Microarray-based identification and RT-PCR test screening for epithelial-specific mRNAs in peripheral blood of patients with colon cancer
1 Department of Histology, Embryology and Applied Biology, University of Bologna, Via Belmeloro 8, I-40126 Bologna, Italy
2 Department of Surgical and Anesthesiological Sciences-General Surgery, University of Bologna, Via Massarenti 9, I-40138 Bologna, Italy
3 "H.Lee Moffit" Cancer Center and Research Institute, University of South Florida, Tampa, FL, USA
4 Department of Pathology, University of Bologna, Via Massarenti 9, I-40138 Bologna, Italy
BMC Cancer 2006, 6:250 doi:10.1186/1471-2407-6-250Published: 20 October 2006
The efficacy of screening for colorectal cancer using a simple blood-based assay for the detection of tumor cells disseminated in the circulation at an early stage of the disease is gaining positive feedback from several lines of research. This method seems able to reduce colorectal cancer mortality and may replace colonoscopy as the most effective means of detecting colonic lesions.

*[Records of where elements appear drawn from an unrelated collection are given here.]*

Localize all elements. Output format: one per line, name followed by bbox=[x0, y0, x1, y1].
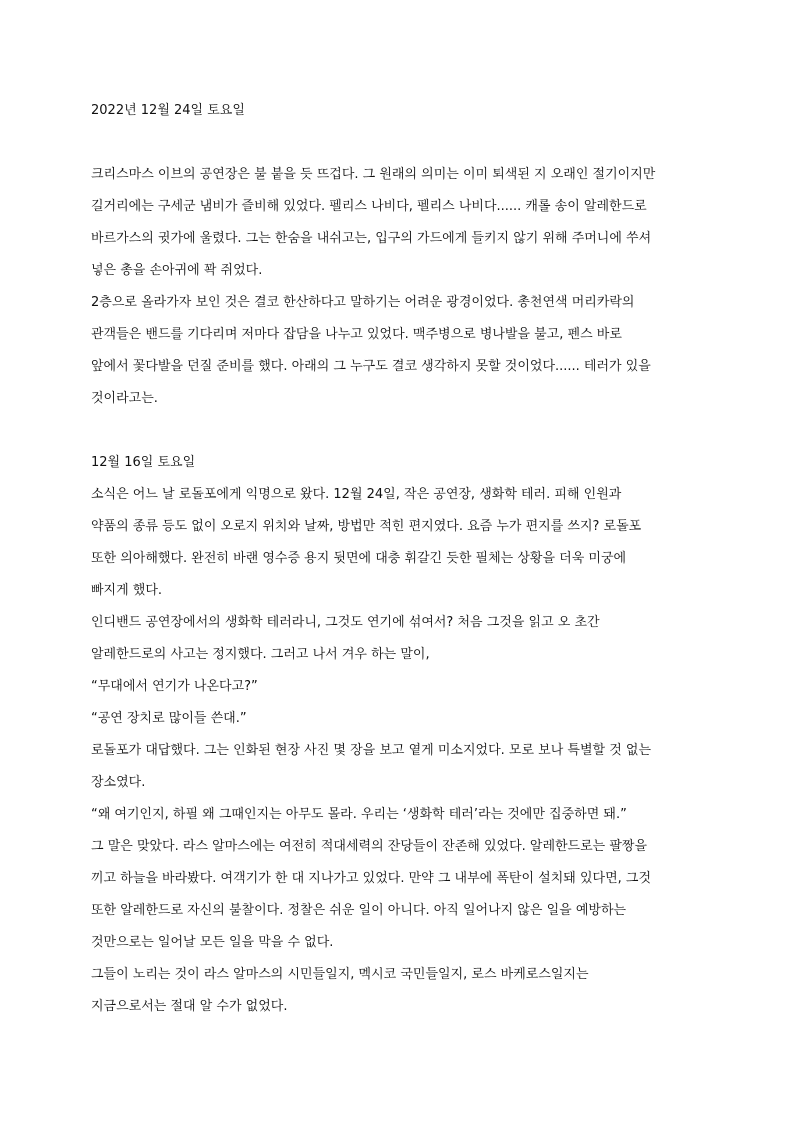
paragraph-line: 것이라고는. bbox=[91, 391, 158, 406]
paragraph-line: 앞에서 꽃다발을 던질 준비를 했다. 아래의 그 누구도 결코 생각하지 못할 것이었다...... 테러가 있을 bbox=[91, 359, 651, 374]
paragraph-line: 지금으로서는 절대 알 수가 없었다. bbox=[91, 999, 288, 1014]
paragraph-line: 빠지게 했다. bbox=[91, 583, 163, 598]
paragraph-line: 또한 의아해했다. 완전히 바랜 영수증 용지 뒷면에 대충 휘갈긴 듯한 필체는 상황을 더욱 미궁에 bbox=[91, 551, 627, 566]
paragraph-line: 끼고 하늘을 바라봤다. 여객기가 한 대 지나가고 있었다. 만약 그 내부에 폭탄이 설치돼 있다면, 그것 bbox=[91, 871, 652, 886]
paragraph-line: 장소였다. bbox=[91, 775, 146, 790]
paragraph-line: 그 말은 맞았다. 라스 알마스에는 여전히 적대세력의 잔당들이 잔존해 있었다. 알레한드로는 팔짱을 bbox=[91, 839, 648, 854]
paragraph-line: 알레한드로의 사고는 정지했다. 그러고 나서 겨우 하는 말이, bbox=[91, 647, 430, 662]
date-heading: 12월 16일 토요일 bbox=[91, 455, 196, 470]
dialogue-line: “공연 장치로 많이들 쓴대.” bbox=[91, 711, 247, 726]
paragraph-line: 그들이 노리는 것이 라스 알마스의 시민들일지, 멕시코 국민들일지, 로스 바케로스일지는 bbox=[91, 967, 589, 982]
paragraph-line: 바르가스의 귓가에 울렸다. 그는 한숨을 내쉬고는, 입구의 가드에게 들키지 않기 위해 주머니에 쑤셔 bbox=[91, 231, 652, 246]
paragraph-line: 2층으로 올라가자 보인 것은 결코 한산하다고 말하기는 어려운 광경이었다. 총천연색 머리카락의 bbox=[91, 295, 635, 310]
paragraph-line: 크리스마스 이브의 공연장은 불 붙을 듯 뜨겁다. 그 원래의 의미는 이미 퇴색된 지 오래인 절기이지만 bbox=[91, 167, 656, 182]
date-heading: 2022년 12월 24일 토요일 bbox=[91, 103, 245, 118]
paragraph-line: 관객들은 밴드를 기다리며 저마다 잡담을 나누고 있었다. 맥주병으로 병나발을 불고, 펜스 바로 bbox=[91, 327, 622, 342]
paragraph-line: 약품의 종류 등도 없이 오로지 위치와 날짜, 방법만 적힌 편지였다. 요즘 누가 편지를 쓰지? 로돌포 bbox=[91, 519, 642, 534]
paragraph-line: 소식은 어느 날 로돌포에게 익명으로 왔다. 12월 24일, 작은 공연장, 생화학 테러. 피해 인원과 bbox=[91, 487, 622, 502]
paragraph-line: 길거리에는 구세군 냄비가 즐비해 있었다. 펠리스 나비다, 펠리스 나비다...... 캐롤 송이 알레한드로 bbox=[91, 199, 647, 214]
dialogue-line: “무대에서 연기가 나온다고?” bbox=[91, 679, 258, 694]
paragraph-line: 인디밴드 공연장에서의 생화학 테러라니, 그것도 연기에 섞여서? 처음 그것을 읽고 오 초간 bbox=[91, 615, 600, 630]
paragraph-line: 로돌포가 대답했다. 그는 인화된 현장 사진 몇 장을 보고 옅게 미소지었다. 모로 보나 특별할 것 없는 bbox=[91, 743, 652, 758]
paragraph-line: 것만으로는 일어날 모든 일을 막을 수 없다. bbox=[91, 935, 334, 950]
paragraph-line: 넣은 총을 손아귀에 꽉 쥐었다. bbox=[91, 263, 263, 278]
paragraph-line: 또한 알레한드로 자신의 불찰이다. 정찰은 쉬운 일이 아니다. 아직 일어나지 않은 일을 예방하는 bbox=[91, 903, 627, 918]
dialogue-line: “왜 여기인지, 하필 왜 그때인지는 아무도 몰라. 우리는 ‘생화학 테러’라는 것에만 집중하면 돼.” bbox=[91, 807, 627, 822]
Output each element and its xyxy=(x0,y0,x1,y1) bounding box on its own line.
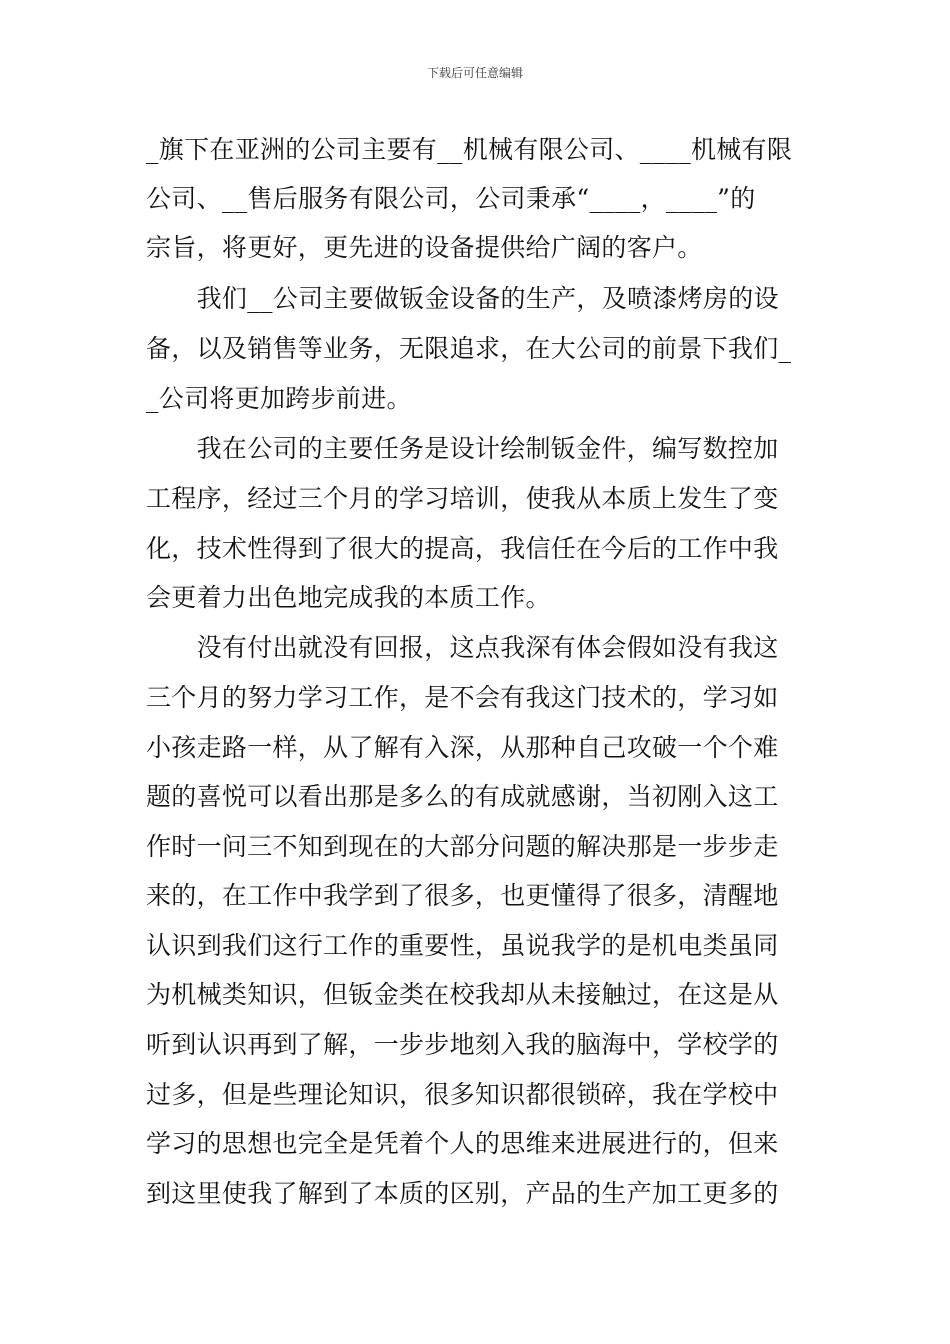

In this work, we present a new microarray-based high-throughput screening method to identifying candidate marker mRNAs for the early detection of epithelial cells diluted in peripheral blood cells. This method includes 1. direct comparison of different samples of colonic mucosa and of blood cells to identify consistent epithelial-specific mRNAs from among 20,000 cDNA assayed by microarray slides; 2. identification of candidate marker mRNAs by data analysis, which allowed selection of only 10 putative differentially expressed genes; 3. Selection of some of the most suitable mRNAs (TMEM69, RANBP3 and PRSS22) that were assayed in blood samples from normal subjects and patients with colon cancer as possible markers for the presence of epithelial cells in the blood, using reverse transcription – polymerase chain reaction (RT-PCR).
Our present results seem to provide an indication, for the first time obtained by genome-scale screening, that a suitable and consistent colon epithelium mRNA marker may be difficult to identify.
The design of new approaches to identify such markers is warranted.